Come on Marty, be tough! You are being murdered by the Globe and the U.S. Attorney and are hiding. Where is your courage when you are being walked over and they are doing it in an illegal manner. Stand up for your rights and those of the public.
Here is what we know for sure. There was a federal wiretap back in 2012. By law that wiretap was done pursuant to Title III which permits the interception of individual conversations. That wiretap could only be done under the direction of U.S. Attorney Ortiz and members of her prosecution team. They control what is done with the contents of communications intercepted. These can only be disclosed under specific circumstances. A newspaper is not authorized to have those conversations.
The law sets out the circumstances under which intercepted conversations may be disclosed. The federal prosecutor’s manual states: “Briefly, section 2517(1) authorizes an investigative or law enforcement officer to disclose, without prior court approval, the contents of intercepted communications to another law enforcement or investigative officer, as defined by 18 U.S.C. § 2510(7), to the extent that such disclosure is appropriate to the proper performance of the official duties of the officer making or receiving the information.” (my emphasis)

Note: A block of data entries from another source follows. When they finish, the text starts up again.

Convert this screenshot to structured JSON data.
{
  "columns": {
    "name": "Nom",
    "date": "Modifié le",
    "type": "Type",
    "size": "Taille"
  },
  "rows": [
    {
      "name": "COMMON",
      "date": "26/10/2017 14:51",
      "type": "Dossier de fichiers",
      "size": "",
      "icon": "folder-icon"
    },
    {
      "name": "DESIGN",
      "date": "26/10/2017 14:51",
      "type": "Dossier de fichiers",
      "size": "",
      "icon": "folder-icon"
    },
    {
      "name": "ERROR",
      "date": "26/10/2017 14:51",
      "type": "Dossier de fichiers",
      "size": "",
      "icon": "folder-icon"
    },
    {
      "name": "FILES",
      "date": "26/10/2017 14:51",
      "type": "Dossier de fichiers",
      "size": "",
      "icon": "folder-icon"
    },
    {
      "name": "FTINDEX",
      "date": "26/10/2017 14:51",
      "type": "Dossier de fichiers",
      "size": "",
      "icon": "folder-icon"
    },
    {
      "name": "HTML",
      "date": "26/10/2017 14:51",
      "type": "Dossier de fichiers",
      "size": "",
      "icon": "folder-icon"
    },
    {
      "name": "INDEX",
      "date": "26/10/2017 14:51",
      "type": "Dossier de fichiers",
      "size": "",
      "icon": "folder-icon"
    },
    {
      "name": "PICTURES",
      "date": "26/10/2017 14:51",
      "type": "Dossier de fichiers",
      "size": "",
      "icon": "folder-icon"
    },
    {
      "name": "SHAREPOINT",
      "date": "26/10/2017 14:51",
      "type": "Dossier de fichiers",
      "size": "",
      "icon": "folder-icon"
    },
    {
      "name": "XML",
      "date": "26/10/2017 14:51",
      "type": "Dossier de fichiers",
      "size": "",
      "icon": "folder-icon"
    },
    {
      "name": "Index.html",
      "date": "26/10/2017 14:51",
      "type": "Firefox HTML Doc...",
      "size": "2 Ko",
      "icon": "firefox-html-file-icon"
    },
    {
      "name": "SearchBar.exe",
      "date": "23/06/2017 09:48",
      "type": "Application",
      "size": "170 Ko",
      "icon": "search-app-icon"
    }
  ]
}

It goes on to state: “When disclosing and using electronic surveillance information, the government must ensure that the disclosure of the electronic surveillance information does not abridge the privacy rights of parties not charged with any crime, or jeopardize an ongoing criminal investigation.” (my emphasis)
The disclosure of these materials is serious. It is both a criminal and civil offense. In a legal memorandum discussing the disclosure of Title III material to our intelligence community, the writer says: “disclosure or use of information under these two sections must be “appropriate to the proper performance of the official duties” of the investigative or law enforcement officers involved. A number of courts have stated that, under Title III, any electronic surveillance or subsequent disclosure of Title III information is prohibited unless expressly permitted.” (my emphasis)
These communications must be handled with the utmost care. Prosecutors were given the right to intrude upon the privacy of others electronically only under strict conditions concerning the manner in which those conversations may be disclosed. If they cannot follow the law, they should not have the right.
Think of it in personal terms. US attorney Ortiz intercepts Max’s telephone. You call Max. You discuss something personal with him. She leaks the conversation to the paper. You pick up the newspaper and see your conversation printed there.
That is not supposed to happen yet we see that Ortiz has allowed it. She has allowed an unauthorized party the Boston Globe to receive the contents of these interceptions. There is no way to hide that these have come from her office.
It is fair to ask where is U.S. attorney Ortiz in all of this. Is it all right with her that conversations which she was supposed to safeguard have been leaked to the press? Is it her intent to conduct an investigation into who in her office either a prosecutor or someone operating under the direction of her office released these conversations to the media? Does her failure to do this force the belief that she had a hand in their release?
Or is it that Ortiz and her federal prosecutors’ in their last hurrah are so used to violating the law that they have begun to think that they are above the law? Do they believe they can violate the law with impunity because they are the ones who are supposed to enforce the law? Hopefully at a minimum Ortiz’s replacement to be appointed by president-elect Trump will take the oath of office seriously and investigate who in the U.S. attorney’s office over the last half-dozen years has been funneling information to the Boston Globe and remove whoever is involved in it from their positions.
In the meantime this violation of the law is so blatant that it demands a strong response by Mayor Walsh. He should first of all demand an investigation by Ortiz. He should demand that Ortiz seek criminal penalties against those reporters who are wrongfully disclosing the contents of the intercepted communications. Next, he should institute a suit for civil damages against those involved in the release of the information. That suit should involve taking depositions of the reporters to determine how it was they received these conversations and seeking civil damages from them for violating Title III and harming his reputation.
The newspaper suggests this information came from defense counsel. Anyone with a smidgen of knowledge about wiretap investigations knows that defense counsel would not be privy to the information the paper is disclosing at this time unless the prosecutors wrongfully disclosed it.
Take a minute or two to read the latest article on the union investigation being conducted by Ortiz’s office as her swan song. It clearly indicates a close connection between her office and the newspaper. It tells things that only should be known to the prosecutors like: “prosecutors are nearing the conclusion of a sweeping federal investigation;” “according to people familiar with the inquiry;” “key focus of prosecutors.”
Buck up mayor. Your reputation is at stake. Your career is at stake. Remember God helps those who help themselves.